In the Lifestyle Heart Trial, Dean Ornish, MD, and his colleagues assigned 28 patients to a rigorous lifestyle-modification program that included group therapy, meditation and yoga as well as exercise and a low-fat diet. At the one-year follow-up, 82 percent of these patients saw regression in their atherosclerotic lesions compared with only 42 percent of the 20 patients in a control group. Patients in the experimental group also reported reductions in the frequency, duration and severity of their angina; angina symptoms actually worsened in the control group.
In Project New Life, Swedish psychologist Gunilla Burell, PhD, randomly assigned 261 post-bypass patients to receive routine medical care or one year of behaviorally oriented group therapy plus half a dozen "booster" sessions in the project's second and third years. At the follow-up five to six years later, patients in the treatment group were significantly less likely to have undergone further cardiac procedures, spent time in the coronary care unit, had heart attacks or died.
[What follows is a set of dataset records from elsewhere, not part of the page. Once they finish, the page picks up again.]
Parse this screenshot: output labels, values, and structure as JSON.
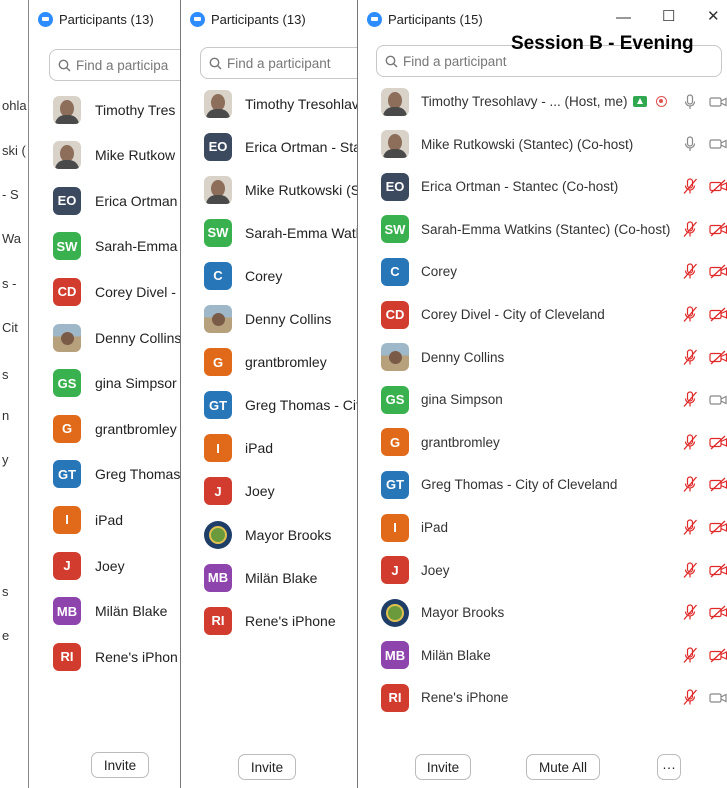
{
  "overlay": {
    "session_label": "Session B - Evening"
  },
  "leftmost": {
    "fragments": [
      "ohla",
      "ski (",
      "- S",
      "Wa",
      "s -",
      "Cit",
      "s",
      "n",
      "y",
      "s",
      "e"
    ]
  },
  "panel_a": {
    "title": "Participants (13)",
    "search_placeholder": "Find a participa",
    "participants": [
      {
        "initials": "",
        "photo": "face",
        "name": "Timothy Tres"
      },
      {
        "initials": "",
        "photo": "face",
        "name": "Mike Rutkow"
      },
      {
        "initials": "EO",
        "color": "#3b4a5e",
        "name": "Erica Ortman"
      },
      {
        "initials": "SW",
        "color": "#39b14f",
        "name": "Sarah-Emma"
      },
      {
        "initials": "CD",
        "color": "#d13c2e",
        "name": "Corey Divel -"
      },
      {
        "initials": "",
        "photo": "outdoor",
        "name": "Denny Collins"
      },
      {
        "initials": "GS",
        "color": "#39b14f",
        "name": "gina Simpsor"
      },
      {
        "initials": "G",
        "color": "#e06a1a",
        "name": "grantbromley"
      },
      {
        "initials": "GT",
        "color": "#2776b8",
        "name": "Greg Thomas"
      },
      {
        "initials": "I",
        "color": "#e06a1a",
        "name": "iPad"
      },
      {
        "initials": "J",
        "color": "#d13c2e",
        "name": "Joey"
      },
      {
        "initials": "MB",
        "color": "#8e44ad",
        "name": "Milän Blake"
      },
      {
        "initials": "RI",
        "color": "#d13c2e",
        "name": "Rene's iPhon"
      }
    ],
    "invite_label": "Invite"
  },
  "panel_b": {
    "title": "Participants (13)",
    "search_placeholder": "Find a participant",
    "participants": [
      {
        "initials": "",
        "photo": "face",
        "name": "Timothy Tresohlavy"
      },
      {
        "initials": "EO",
        "color": "#3b4a5e",
        "name": "Erica Ortman - Sta"
      },
      {
        "initials": "",
        "photo": "face",
        "name": "Mike Rutkowski (St"
      },
      {
        "initials": "SW",
        "color": "#39b14f",
        "name": "Sarah-Emma Watk"
      },
      {
        "initials": "C",
        "color": "#2776b8",
        "name": "Corey"
      },
      {
        "initials": "",
        "photo": "outdoor",
        "name": "Denny Collins"
      },
      {
        "initials": "G",
        "color": "#e06a1a",
        "name": "grantbromley"
      },
      {
        "initials": "GT",
        "color": "#2776b8",
        "name": "Greg Thomas - Cit"
      },
      {
        "initials": "I",
        "color": "#e06a1a",
        "name": "iPad"
      },
      {
        "initials": "J",
        "color": "#d13c2e",
        "name": "Joey"
      },
      {
        "initials": "",
        "photo": "seal",
        "name": "Mayor Brooks"
      },
      {
        "initials": "MB",
        "color": "#8e44ad",
        "name": "Milän Blake"
      },
      {
        "initials": "RI",
        "color": "#d13c2e",
        "name": "Rene's iPhone"
      }
    ],
    "invite_label": "Invite"
  },
  "panel_c": {
    "title": "Participants (15)",
    "search_placeholder": "Find a participant",
    "participants": [
      {
        "initials": "",
        "photo": "face",
        "name": "Timothy Tresohlavy - ...  (Host, me)",
        "host": true,
        "audio": "on",
        "video": "off-gray"
      },
      {
        "initials": "",
        "photo": "face",
        "name": "Mike Rutkowski (Stantec) (Co-host)",
        "audio": "on",
        "video": "off-gray"
      },
      {
        "initials": "EO",
        "color": "#3b4a5e",
        "name": "Erica Ortman - Stantec (Co-host)",
        "audio": "muted",
        "video": "off"
      },
      {
        "initials": "SW",
        "color": "#39b14f",
        "name": "Sarah-Emma Watkins (Stantec) (Co-host)",
        "audio": "muted",
        "video": "off"
      },
      {
        "initials": "C",
        "color": "#2776b8",
        "name": "Corey",
        "audio": "muted",
        "video": "off"
      },
      {
        "initials": "CD",
        "color": "#d13c2e",
        "name": "Corey Divel - City of Cleveland",
        "audio": "muted",
        "video": "off"
      },
      {
        "initials": "",
        "photo": "outdoor",
        "name": "Denny Collins",
        "audio": "muted",
        "video": "off"
      },
      {
        "initials": "GS",
        "color": "#39b14f",
        "name": "gina Simpson",
        "audio": "muted",
        "video": "off-gray"
      },
      {
        "initials": "G",
        "color": "#e06a1a",
        "name": "grantbromley",
        "audio": "muted",
        "video": "off"
      },
      {
        "initials": "GT",
        "color": "#2776b8",
        "name": "Greg Thomas - City of Cleveland",
        "audio": "muted",
        "video": "off"
      },
      {
        "initials": "I",
        "color": "#e06a1a",
        "name": "iPad",
        "audio": "muted",
        "video": "off"
      },
      {
        "initials": "J",
        "color": "#d13c2e",
        "name": "Joey",
        "audio": "muted",
        "video": "off"
      },
      {
        "initials": "",
        "photo": "seal",
        "name": "Mayor Brooks",
        "audio": "muted",
        "video": "off"
      },
      {
        "initials": "MB",
        "color": "#8e44ad",
        "name": "Milän Blake",
        "audio": "muted",
        "video": "off"
      },
      {
        "initials": "RI",
        "color": "#d13c2e",
        "name": "Rene's iPhone",
        "audio": "muted",
        "video": "off-gray"
      }
    ],
    "invite_label": "Invite",
    "mute_all_label": "Mute All",
    "more_label": "···"
  }
}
Now a ground-breaking trial called Enhancing Recovery in Coronary Heart Disease is taking this research to a new level. Funded by the National Heart, Lung and Blood Institute, the ongoing eight-center trial will determine whether psychological intervention can reduce heart attack patients' chances of having another heart attack or dying.
Currently in the follow-up stage, the trial randomly assigned about 2,600 heart attack patients to receive treatment as usual or a cognitive-behavioral therapy intervention targeting social isolation and major and minor depression, whether it was related to the illness or other aspects of patients' lives. Patients began with individual therapy, then progressed to group therapy. Results should be available about a year and a half from now.
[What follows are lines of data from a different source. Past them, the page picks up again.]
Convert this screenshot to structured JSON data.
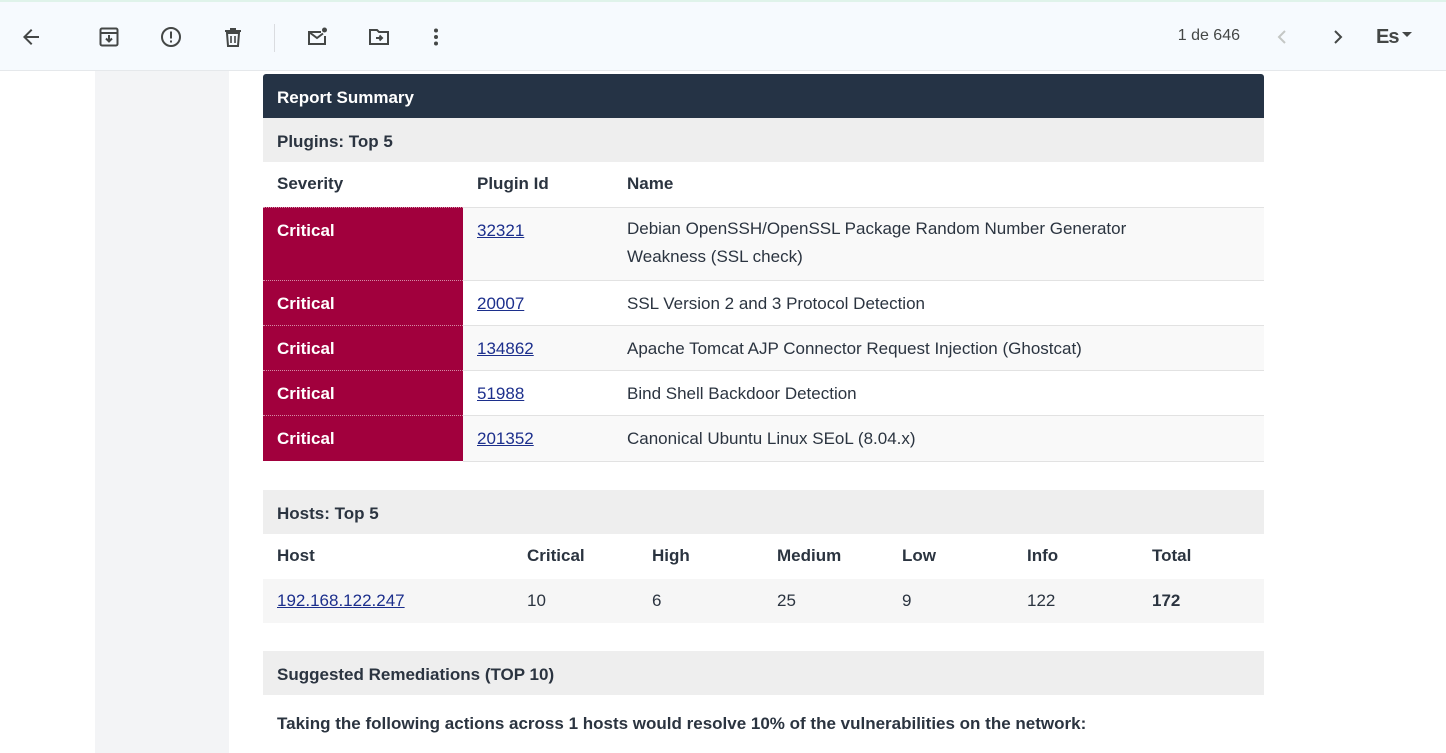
{
  "toolbar": {
    "pager": "1 de 646",
    "lang": "Es"
  },
  "report": {
    "title": "Report Summary",
    "plugins": {
      "heading": "Plugins: Top 5",
      "columns": [
        "Severity",
        "Plugin Id",
        "Name"
      ],
      "rows": [
        {
          "severity": "Critical",
          "id": "32321",
          "name_line1": "Debian OpenSSH/OpenSSL Package Random Number Generator",
          "name_line2": "Weakness (SSL check)"
        },
        {
          "severity": "Critical",
          "id": "20007",
          "name_line1": "SSL Version 2 and 3 Protocol Detection",
          "name_line2": ""
        },
        {
          "severity": "Critical",
          "id": "134862",
          "name_line1": "Apache Tomcat AJP Connector Request Injection (Ghostcat)",
          "name_line2": ""
        },
        {
          "severity": "Critical",
          "id": "51988",
          "name_line1": "Bind Shell Backdoor Detection",
          "name_line2": ""
        },
        {
          "severity": "Critical",
          "id": "201352",
          "name_line1": "Canonical Ubuntu Linux SEoL (8.04.x)",
          "name_line2": ""
        }
      ]
    },
    "hosts": {
      "heading": "Hosts: Top 5",
      "columns": [
        "Host",
        "Critical",
        "High",
        "Medium",
        "Low",
        "Info",
        "Total"
      ],
      "rows": [
        {
          "host": "192.168.122.247",
          "critical": "10",
          "high": "6",
          "medium": "25",
          "low": "9",
          "info": "122",
          "total": "172"
        }
      ]
    },
    "remediations": {
      "heading": "Suggested Remediations (TOP 10)",
      "text": "Taking the following actions across 1 hosts would resolve 10% of the vulnerabilities on the network:"
    }
  },
  "colors": {
    "header": "#253345",
    "critical": "#a1003d",
    "link": "#1c2f8c"
  }
}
"This is a landmark study in the field of psychology," says Robert M. Carney, PhD, principal investigator of the St. Louis site and professor of medical psychology and psychiatry at the Washington University School of Medicine. "It's the first opportunity we've had to show that what psychologists do can be potentially very important to the medical outcomes of certain groups of patients. It's very exciting."
Patients aren't the only ones who need interventions, however. Psychologists are also conducting research aimed at physicians and nurses who work with cardiovascular patients. Wayne M. Sotile, PhD, for example, has devoted his career to alerting health-care professionals about the need to pay attention to cardiac patients' psychosocial needs.
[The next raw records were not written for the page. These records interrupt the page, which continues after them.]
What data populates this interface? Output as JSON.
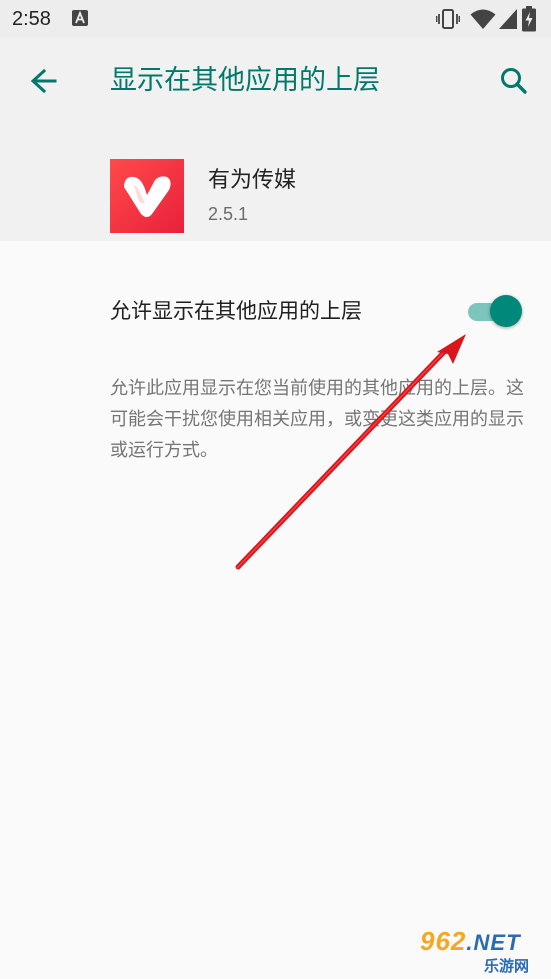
{
  "status_bar": {
    "time": "2:58",
    "notification_icon": "a-letter-icon",
    "vibrate_icon": "vibrate-icon",
    "wifi_icon": "wifi-icon",
    "signal_icon": "cell-signal-icon",
    "battery_icon": "battery-charging-icon"
  },
  "header": {
    "title": "显示在其他应用的上层",
    "back_icon": "arrow-back-icon",
    "search_icon": "search-icon",
    "accent_color": "#00796b"
  },
  "app": {
    "name": "有为传媒",
    "version": "2.5.1",
    "icon": "heart-v-logo",
    "icon_color": "#e8213b"
  },
  "permission": {
    "toggle_label": "允许显示在其他应用的上层",
    "toggle_on": true,
    "toggle_color": "#00897b",
    "description": "允许此应用显示在您当前使用的其他应用的上层。这可能会干扰您使用相关应用，或变更这类应用的显示或运行方式。"
  },
  "annotation": {
    "arrow_color": "#d9161c"
  },
  "watermark": {
    "line1_digits": "962",
    "line1_suffix": ".NET",
    "line2": "乐游网"
  }
}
With funding from the cardiac device company Medtronic, Sotile and psychologist Samuel F. Sears Jr. recently explored the psychosocial needs of patients with implantable cardioverter defibrillators (ICDs) and also surveyed the family members, doctors and nurses who care for them. Implanted in the chest, the devices provide a lifesaving shock when patients' heart rhythms start going haywire.
The result was a manual called Brief Psychosocial Interventions for ICD Patients & Their Families, three audiotapes and patient materials, all designed to help health-care providers meet these patients' psychosocial needs. Since ICD patients will never get better, for example, health-care providers need to replace their usual emphasis on recovery with a new focus on coping skills.
"By choice or by default, physicians, nurses and allied health professionals are the ones who need to take responsibility for systematically and effectively addressing patients' psychosocial needs," says Sotile, director of psychological services for the Wake Forest University Cardiac Rehabilitation Program in WinstonSalem, N.C. "There aren't enough psychologists who are trained in the ins and outs of life with cardiovascular illness. It's a huge area of unmet need."
Rebecca A. Clay is a writer in Washington, D.C.